INTRODUCTION: The incidence of skin cancer on the head and neck is increasing worldwide, and basal and squamous cell carcinomas represent the most frequent types. There is no unanimous consensus for all tumor cases, based on the histological type, size, depth, and location of the lesion. The objective is to analyzed the approach used in skin neoplasias in the head and neck, focusing on the treatments performed, recurrence, and follow-up.
METHODS: Sixty-nine patients with basal or squamous cell carcinoma who were treated with surgery, cryotherapy, freezing of lesions in the intraoperative period, or 5% imiquimod were analyzed for 6 weeks. During 36 months of follow-up, the efficacy of the chosen treatment, recurrence, side effects, complications, and esthetic satisfaction of patients were observed. Statistical analysis was performed using the Fisher's exact test.
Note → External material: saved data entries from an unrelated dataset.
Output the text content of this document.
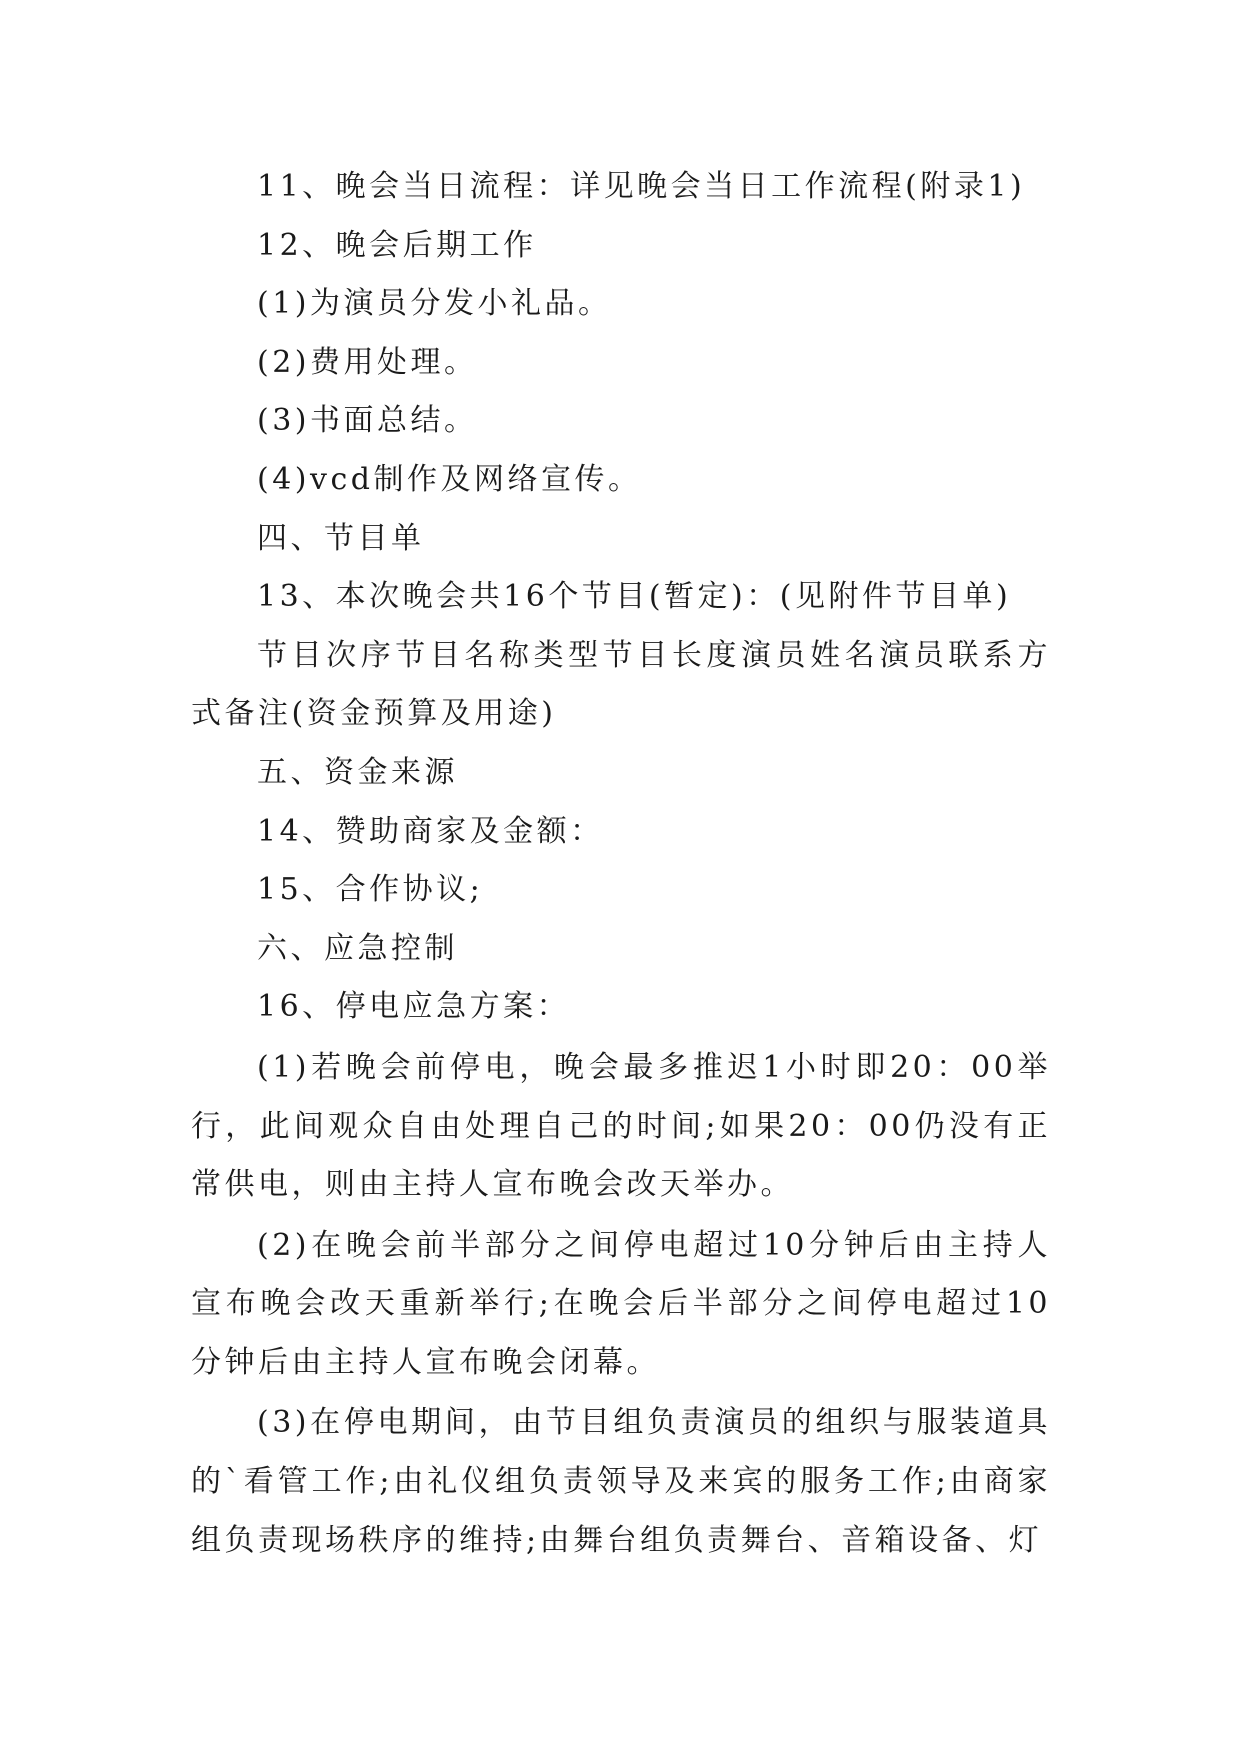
11、晚会当日流程：详见晚会当日工作流程(附录1)

12、晚会后期工作

(1)为演员分发小礼品。

(2)费用处理。

(3)书面总结。

(4)vcd制作及网络宣传。

四、节目单

13、本次晚会共16个节目(暂定)：(见附件节目单)

节目次序节目名称类型节目长度演员姓名演员联系方式备注(资金预算及用途)

五、资金来源

14、赞助商家及金额：

15、合作协议;

六、应急控制

16、停电应急方案：

(1)若晚会前停电，晚会最多推迟1小时即20：00举行，此间观众自由处理自己的时间;如果20：00仍没有正常供电，则由主持人宣布晚会改天举办。

(2)在晚会前半部分之间停电超过10分钟后由主持人宣布晚会改天重新举行;在晚会后半部分之间停电超过10分钟后由主持人宣布晚会闭幕。

(3)在停电期间，由节目组负责演员的组织与服装道具的`看管工作;由礼仪组负责领导及来宾的服务工作;由商家组负责现场秩序的维持;由舞台组负责舞台、音箱设备、灯
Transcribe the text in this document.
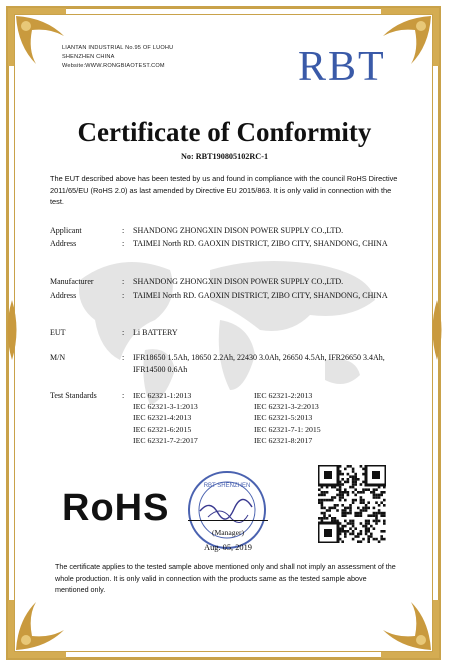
LIANTAN INDUSTRIAL No.95 OF LUOHU
SHENZHEN CHINA
Website:WWW.RONGBIAOTEST.COM	RBT
Certificate of Conformity
No: RBT190805102RC-1
The EUT described above has been tested by us and found in compliance with the council RoHS Directive 2011/65/EU (RoHS 2.0) as last amended by Directive EU 2015/863. It is only valid in connection with the test.
Applicant	: SHANDONG ZHONGXIN DISON POWER SUPPLY CO.,LTD.
Address	: TAIMEI North RD. GAOXIN DISTRICT, ZIBO CITY, SHANDONG, CHINA
Manufacturer	: SHANDONG ZHONGXIN DISON POWER SUPPLY CO.,LTD.
Address	: TAIMEI North RD. GAOXIN DISTRICT, ZIBO CITY, SHANDONG, CHINA
EUT	: Li BATTERY
M/N	: IFR18650 1.5Ah, 18650 2.2Ah, 22430 3.0Ah, 26650 4.5Ah, IFR26650 3.4Ah, IFR14500 0.6Ah
Test Standards	: IEC 62321-1:2013
IEC 62321-3-1:2013
IEC 62321-4:2013
IEC 62321-6:2015
IEC 62321-7-2:2017
IEC 62321-2:2013
IEC 62321-3-2:2013
IEC 62321-5:2013
IEC 62321-7-1: 2015
IEC 62321-8:2017
RoHS
RBT SHENZHEN
(Manager)
Aug. 05, 2019
The certificate applies to the tested sample above mentioned only and shall not imply an assessment of the whole production. It is only valid in connection with the products same as the tested sample above mentioned only.
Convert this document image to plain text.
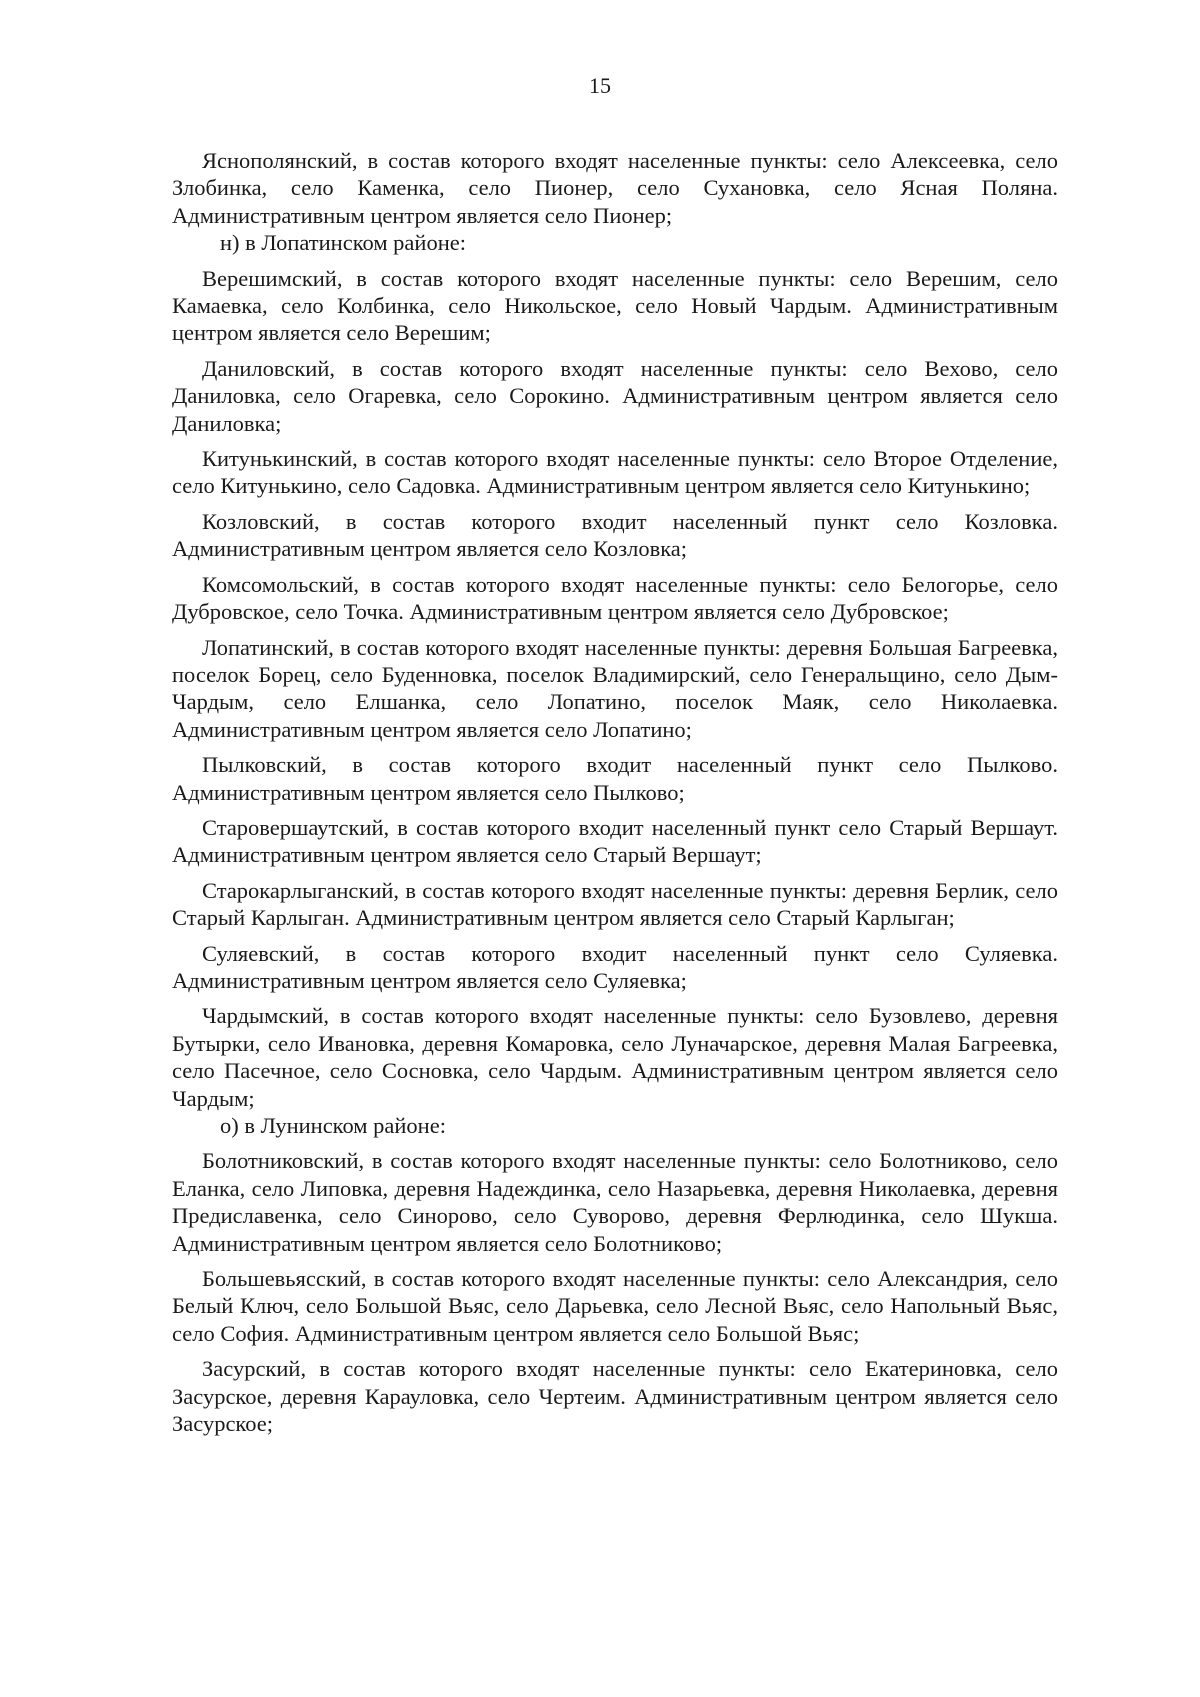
15

Яснополянский, в состав которого входят населенные пункты: село Алексеевка, село Злобинка, село Каменка, село Пионер, село Сухановка, село Ясная Поляна. Административным центром является село Пионер;

н) в Лопатинском районе:

Верешимский, в состав которого входят населенные пункты: село Верешим, село Камаевка, село Колбинка, село Никольское, село Новый Чардым. Административным центром является село Верешим;

Даниловский, в состав которого входят населенные пункты: село Вехово, село Даниловка, село Огаревка, село Сорокино. Административным центром является село Даниловка;

Китунькинский, в состав которого входят населенные пункты: село Второе Отделение, село Китунькино, село Садовка. Административным центром является село Китунькино;

Козловский, в состав которого входит населенный пункт село Козловка. Административным центром является село Козловка;

Комсомольский, в состав которого входят населенные пункты: село Белогорье, село Дубровское, село Точка. Административным центром является село Дубровское;

Лопатинский, в состав которого входят населенные пункты: деревня Большая Багреевка, поселок Борец, село Буденновка, поселок Владимирский, село Генеральщино, село Дым-Чардым, село Елшанка, село Лопатино, поселок Маяк, село Николаевка. Административным центром является село Лопатино;

Пылковский, в состав которого входит населенный пункт село Пылково. Административным центром является село Пылково;

Старовершаутский, в состав которого входит населенный пункт село Старый Вершаут. Административным центром является село Старый Вершаут;

Старокарлыганский, в состав которого входят населенные пункты: деревня Берлик, село Старый Карлыган. Административным центром является село Старый Карлыган;

Суляевский, в состав которого входит населенный пункт село Суляевка. Административным центром является село Суляевка;

Чардымский, в состав которого входят населенные пункты: село Бузовлево, деревня Бутырки, село Ивановка, деревня Комаровка, село Луначарское, деревня Малая Багреевка, село Пасечное, село Сосновка, село Чардым. Административным центром является село Чардым;

о) в Лунинском районе:

Болотниковский, в состав которого входят населенные пункты: село Болотниково, село Еланка, село Липовка, деревня Надеждинка, село Назарьевка, деревня Николаевка, деревня Предиславенка, село Синорово, село Суворово, деревня Ферлюдинка, село Шукша. Административным центром является село Болотниково;

Большевьясский, в состав которого входят населенные пункты: село Александрия, село Белый Ключ, село Большой Вьяс, село Дарьевка, село Лесной Вьяс, село Напольный Вьяс, село София. Административным центром является село Большой Вьяс;

Засурский, в состав которого входят населенные пункты: село Екатериновка, село Засурское, деревня Карауловка, село Чертеим. Административным центром является село Засурское;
RESULTS: The most frequent type of reconstruction was primary closure (71%). There were no statistically significant correlations between age, sex, Fitzpatrick classification, location/size of lesion, method of treatment, or recurrence. The main complications resulting from surgery were: a case of a frontal flap necrosis, a partial lesion of the buccinator nerve, and nasal stenosis. There was a 4% tumor recurrence in patients treated with surgery. The cryotherapy and 5% imiquimod treatments resulted in six cases of mild local reactions with a more pronounced recurrence in a patient with superficial basal cell carcinoma (BCC) (not statistically significant).
CONCLUSIONS: Non-superficial BCC and squamous cell carcinomas should be treated with surgery. Superficial BCCs may be treated with cryotherapy and 5% imiquimod with fewer complications and better aesthetic results, but this results in higher tumor recurrence.
Keywords: Skin neoplasias; Basal cell carcinoma; Squamous cell carcinoma; Post-operative complications.